El compositor italiano Gioacchino Antonio Rossini, autor de 36 óperas —incluyendo La italiana en argel (1813), El turco en Italia (1814), El barbero de Sevilla (1816) y La cenicienta (1817)—, fue amo y señor de la escena operística en los primeros años del siglo XIX, fue mentor de Vincenzo Bellini, Gaetano Donizetti y Giuseppe Verdi, y se ganó los elogios de Ludwig van Beethoven e incluso de Richard Wagner —que nunca elogiaba a nadie.

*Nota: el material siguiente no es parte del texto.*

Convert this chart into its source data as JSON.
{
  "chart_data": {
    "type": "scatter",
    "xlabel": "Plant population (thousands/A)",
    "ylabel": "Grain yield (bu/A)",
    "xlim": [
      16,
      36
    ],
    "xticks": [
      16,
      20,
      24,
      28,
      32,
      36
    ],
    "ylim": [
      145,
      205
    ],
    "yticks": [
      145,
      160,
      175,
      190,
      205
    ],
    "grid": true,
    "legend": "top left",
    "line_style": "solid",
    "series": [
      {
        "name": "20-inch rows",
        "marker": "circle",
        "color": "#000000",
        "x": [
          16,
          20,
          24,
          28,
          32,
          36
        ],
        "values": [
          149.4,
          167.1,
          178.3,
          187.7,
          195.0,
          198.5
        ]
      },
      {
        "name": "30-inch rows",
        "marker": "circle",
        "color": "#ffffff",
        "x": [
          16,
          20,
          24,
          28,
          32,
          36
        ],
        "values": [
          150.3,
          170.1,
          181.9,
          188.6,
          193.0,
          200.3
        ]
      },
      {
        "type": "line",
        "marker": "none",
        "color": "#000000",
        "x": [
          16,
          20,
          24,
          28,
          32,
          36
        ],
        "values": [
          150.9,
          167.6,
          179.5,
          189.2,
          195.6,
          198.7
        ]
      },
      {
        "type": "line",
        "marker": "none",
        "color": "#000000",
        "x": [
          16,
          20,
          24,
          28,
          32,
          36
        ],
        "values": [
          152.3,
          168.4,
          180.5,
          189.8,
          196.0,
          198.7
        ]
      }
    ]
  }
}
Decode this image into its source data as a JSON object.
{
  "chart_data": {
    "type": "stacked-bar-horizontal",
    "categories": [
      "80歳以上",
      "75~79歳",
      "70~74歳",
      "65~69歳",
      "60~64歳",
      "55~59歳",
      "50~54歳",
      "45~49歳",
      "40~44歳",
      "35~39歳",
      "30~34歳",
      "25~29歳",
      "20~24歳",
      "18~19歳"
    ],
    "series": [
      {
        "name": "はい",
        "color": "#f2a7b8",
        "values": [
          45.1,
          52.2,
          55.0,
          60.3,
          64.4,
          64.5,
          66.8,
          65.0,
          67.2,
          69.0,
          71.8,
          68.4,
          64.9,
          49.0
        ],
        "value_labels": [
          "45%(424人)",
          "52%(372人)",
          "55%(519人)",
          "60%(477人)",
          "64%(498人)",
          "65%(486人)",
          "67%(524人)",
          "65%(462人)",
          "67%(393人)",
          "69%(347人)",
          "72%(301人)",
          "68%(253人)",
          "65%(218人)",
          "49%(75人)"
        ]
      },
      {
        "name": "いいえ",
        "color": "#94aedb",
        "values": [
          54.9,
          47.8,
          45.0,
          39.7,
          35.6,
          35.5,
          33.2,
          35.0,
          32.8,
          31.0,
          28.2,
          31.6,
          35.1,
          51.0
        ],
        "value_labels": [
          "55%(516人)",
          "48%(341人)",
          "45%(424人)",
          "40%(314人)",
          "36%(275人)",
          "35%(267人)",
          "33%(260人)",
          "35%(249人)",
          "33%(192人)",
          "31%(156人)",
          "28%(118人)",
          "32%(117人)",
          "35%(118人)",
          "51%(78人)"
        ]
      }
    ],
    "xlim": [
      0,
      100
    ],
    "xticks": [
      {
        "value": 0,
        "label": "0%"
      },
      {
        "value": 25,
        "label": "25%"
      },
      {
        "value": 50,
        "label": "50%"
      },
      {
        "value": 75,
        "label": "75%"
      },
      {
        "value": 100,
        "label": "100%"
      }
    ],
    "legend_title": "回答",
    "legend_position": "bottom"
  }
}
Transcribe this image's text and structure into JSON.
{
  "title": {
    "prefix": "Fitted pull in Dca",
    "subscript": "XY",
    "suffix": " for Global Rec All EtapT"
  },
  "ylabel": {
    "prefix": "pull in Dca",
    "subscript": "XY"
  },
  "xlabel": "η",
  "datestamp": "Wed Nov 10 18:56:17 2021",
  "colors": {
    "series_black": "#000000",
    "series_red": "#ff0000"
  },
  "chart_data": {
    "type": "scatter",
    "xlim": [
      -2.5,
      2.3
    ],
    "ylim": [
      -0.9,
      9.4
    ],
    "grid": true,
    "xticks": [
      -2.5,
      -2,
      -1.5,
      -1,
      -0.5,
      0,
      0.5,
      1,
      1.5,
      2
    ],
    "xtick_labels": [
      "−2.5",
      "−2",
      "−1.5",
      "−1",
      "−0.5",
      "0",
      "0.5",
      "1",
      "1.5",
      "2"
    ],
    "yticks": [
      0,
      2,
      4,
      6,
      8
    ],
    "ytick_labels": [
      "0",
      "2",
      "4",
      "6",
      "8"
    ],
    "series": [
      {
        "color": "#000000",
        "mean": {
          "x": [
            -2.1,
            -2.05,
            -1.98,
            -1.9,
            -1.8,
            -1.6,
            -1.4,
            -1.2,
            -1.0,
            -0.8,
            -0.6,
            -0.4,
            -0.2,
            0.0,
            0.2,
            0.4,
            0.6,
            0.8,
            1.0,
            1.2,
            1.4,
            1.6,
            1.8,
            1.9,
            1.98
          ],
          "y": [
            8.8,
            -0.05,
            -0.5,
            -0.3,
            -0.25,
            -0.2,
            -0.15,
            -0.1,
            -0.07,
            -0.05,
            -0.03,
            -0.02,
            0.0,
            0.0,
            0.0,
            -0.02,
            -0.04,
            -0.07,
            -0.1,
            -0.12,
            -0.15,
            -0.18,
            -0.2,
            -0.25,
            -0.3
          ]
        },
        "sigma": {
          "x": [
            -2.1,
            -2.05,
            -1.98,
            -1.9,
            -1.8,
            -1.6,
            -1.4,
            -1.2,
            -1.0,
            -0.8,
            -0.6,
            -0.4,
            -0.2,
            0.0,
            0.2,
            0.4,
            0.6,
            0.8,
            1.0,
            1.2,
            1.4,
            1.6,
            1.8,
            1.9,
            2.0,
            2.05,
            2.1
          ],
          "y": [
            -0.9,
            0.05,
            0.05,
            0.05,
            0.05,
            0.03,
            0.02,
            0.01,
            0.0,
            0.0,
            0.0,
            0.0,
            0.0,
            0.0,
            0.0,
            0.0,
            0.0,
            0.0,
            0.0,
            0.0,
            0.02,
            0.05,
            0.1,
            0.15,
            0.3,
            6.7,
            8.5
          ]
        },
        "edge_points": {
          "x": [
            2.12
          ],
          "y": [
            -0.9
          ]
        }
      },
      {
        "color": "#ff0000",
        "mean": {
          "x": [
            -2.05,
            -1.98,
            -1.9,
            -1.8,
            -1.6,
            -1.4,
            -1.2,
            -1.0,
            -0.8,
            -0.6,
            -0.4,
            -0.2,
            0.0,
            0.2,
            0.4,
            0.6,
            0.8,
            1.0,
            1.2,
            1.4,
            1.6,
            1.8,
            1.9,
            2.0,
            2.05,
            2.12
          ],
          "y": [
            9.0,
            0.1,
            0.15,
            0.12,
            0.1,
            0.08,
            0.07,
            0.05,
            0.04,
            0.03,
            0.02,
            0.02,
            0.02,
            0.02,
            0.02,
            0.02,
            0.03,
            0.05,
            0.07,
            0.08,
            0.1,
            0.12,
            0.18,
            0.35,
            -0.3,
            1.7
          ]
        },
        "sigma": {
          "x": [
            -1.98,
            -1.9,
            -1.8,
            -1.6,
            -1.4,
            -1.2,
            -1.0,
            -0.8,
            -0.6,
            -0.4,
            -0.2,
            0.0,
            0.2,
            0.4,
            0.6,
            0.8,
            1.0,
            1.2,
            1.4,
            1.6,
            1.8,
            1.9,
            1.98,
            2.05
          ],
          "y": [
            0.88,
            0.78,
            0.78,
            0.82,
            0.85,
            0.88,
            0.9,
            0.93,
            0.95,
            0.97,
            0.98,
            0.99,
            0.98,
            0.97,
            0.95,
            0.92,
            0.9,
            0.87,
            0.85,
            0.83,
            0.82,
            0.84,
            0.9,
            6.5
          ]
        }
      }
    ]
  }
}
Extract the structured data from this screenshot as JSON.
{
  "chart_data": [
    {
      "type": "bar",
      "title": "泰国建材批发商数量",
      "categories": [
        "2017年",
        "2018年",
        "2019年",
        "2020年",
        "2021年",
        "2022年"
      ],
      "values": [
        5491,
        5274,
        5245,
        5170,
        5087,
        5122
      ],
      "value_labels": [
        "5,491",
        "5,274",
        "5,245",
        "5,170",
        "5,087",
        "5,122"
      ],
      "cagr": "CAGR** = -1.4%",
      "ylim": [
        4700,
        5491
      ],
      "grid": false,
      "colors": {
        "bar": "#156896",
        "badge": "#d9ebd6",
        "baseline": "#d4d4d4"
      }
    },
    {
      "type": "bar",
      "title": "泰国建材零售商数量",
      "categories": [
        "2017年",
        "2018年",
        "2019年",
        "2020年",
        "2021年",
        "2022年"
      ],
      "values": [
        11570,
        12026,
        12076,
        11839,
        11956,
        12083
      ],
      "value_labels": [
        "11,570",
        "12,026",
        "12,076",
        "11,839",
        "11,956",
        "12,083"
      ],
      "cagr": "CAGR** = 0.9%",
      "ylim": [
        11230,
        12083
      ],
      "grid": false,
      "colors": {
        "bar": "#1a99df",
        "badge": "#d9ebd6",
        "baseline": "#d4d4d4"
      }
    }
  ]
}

Sin embargo, Rossini es uno de los personajes más peculiares en la historia de la música: no sólo fue uno de los pocos que gozaron de fama, prestigio y fortuna en vida, sino que se retiró, a los 39 años y en la cúspide de su carrera, para dedicarse… a la cocina —a él debemos la invención de un delicioso platillo: los cannelloni a la Rossini. También se dice que él sólo lloró dos veces en su vida: cuando murió su padre y cuando un pavo gordo que iba a cocinar se le cayó por la borda de un barco.
El buen Gioacchino estaba perfectamente consciente de su genio musical y por ello, quizás, no se molestaba en hacer grandes esfuerzos: «Hay que esperar hasta la noche anterior al estreno. Nada garantiza más la inspiración que la necesidad, así sea el transcriptor esperando a que le entregues la partitura o el impaciente impresario arrancándose el pelo. En mis tiempos, todos los impresari de Italia ya estaban calvos a los 30…». De ahí que compusiera oberturas sólo horas antes del estreno y hasta llegó a utilizar una obertura íntegra de una vieja, pero famosísima, ópera suya: la de El barbero de Sevilla, que es también la obertura de otras dos de sus óperas. Si el público amaba las melodías rossinianas, ¿para qué cambiarlas? Rossini cometía autoplagio —y fusil a otros, también—; sin ningún empacho cortaba arias y pedazos enteros de trabajos anteriores para insertarlos en nuevas óperas.
Cuenta una anécdota que, durante el estreno de una de sus primeras obras, el fracaso rotundo fue obvio pasados solamente unos minutos de representación. La gente abucheaba, chiflaba y lanzaba cosas a los cantantes, mientras que el impresario se lamentaba por la fortuna perdida y Gioacchino Rossini reía a carcajadas detrás del escenario. El primero, muy sorprendido, se acercó al compositor:
—Gioacchino, ¿estás loco acaso? ¿No ves que tu ópera es un fracaso total y tú riéndote como niño? ¿Por qué te ríes así?
—Es que esos idiotas no saben que están abucheando a Mozart.